One approach is through multi-recycling leftover uranium and plutonium from spent fuel — nuclear fuel after it has been irradiated. This recycled fuel can power the next generation of nuclear reactors and more efficiently use resources while reducing the volume and radiotoxicity of nuclear waste. With multi-recycling, reactors could potentially operate almost only on recycled spent fuel, rather than newly mined natural uranium resources.

Accident tolerant fuel (ATF) is a new, promising type of fuel being developed for current and future reactor designs. Using new and improved materials for the fuel and cladding (the outer tube surrounding the fuel), ATF can better withstand temperature changes and extreme conditions in a reactor. This means, for example, that it can endure the loss of active cooling in a reactor core for much longer than currently used fuels.

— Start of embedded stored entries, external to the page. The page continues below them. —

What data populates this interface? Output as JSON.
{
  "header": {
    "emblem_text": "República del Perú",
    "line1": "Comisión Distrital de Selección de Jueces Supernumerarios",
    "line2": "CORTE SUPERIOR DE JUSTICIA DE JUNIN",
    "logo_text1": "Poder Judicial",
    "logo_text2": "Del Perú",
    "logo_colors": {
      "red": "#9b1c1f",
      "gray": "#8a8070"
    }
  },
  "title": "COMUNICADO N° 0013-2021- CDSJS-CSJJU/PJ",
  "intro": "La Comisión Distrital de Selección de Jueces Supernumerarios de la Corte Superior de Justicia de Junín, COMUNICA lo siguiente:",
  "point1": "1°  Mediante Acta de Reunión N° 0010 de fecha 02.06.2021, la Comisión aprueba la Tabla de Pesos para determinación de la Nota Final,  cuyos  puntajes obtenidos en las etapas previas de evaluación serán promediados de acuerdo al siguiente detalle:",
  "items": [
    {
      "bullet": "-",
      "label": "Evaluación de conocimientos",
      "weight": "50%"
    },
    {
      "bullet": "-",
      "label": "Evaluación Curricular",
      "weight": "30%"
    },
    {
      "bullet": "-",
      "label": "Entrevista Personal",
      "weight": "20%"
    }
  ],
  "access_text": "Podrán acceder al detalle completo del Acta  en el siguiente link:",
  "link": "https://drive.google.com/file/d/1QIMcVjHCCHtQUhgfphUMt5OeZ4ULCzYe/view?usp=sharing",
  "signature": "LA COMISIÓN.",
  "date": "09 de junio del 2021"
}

For advanced reactors, new types of fuels are being developed to last longer in the reactor core, meaning that they produce more energy and less waste. They use a mix of uranium and plutonium with a higher atomic density in different ceramic compounds, as well as in metals and alloys, to improve reactor performance. This makes the fuel more well suited for breeding, or producing, new fuel in fast reactors during operation. As the types of materials used in these fuels are also more efficient at transferring heat, the fuels’ overall temperature reduces and becomes more uniform, which increases safety.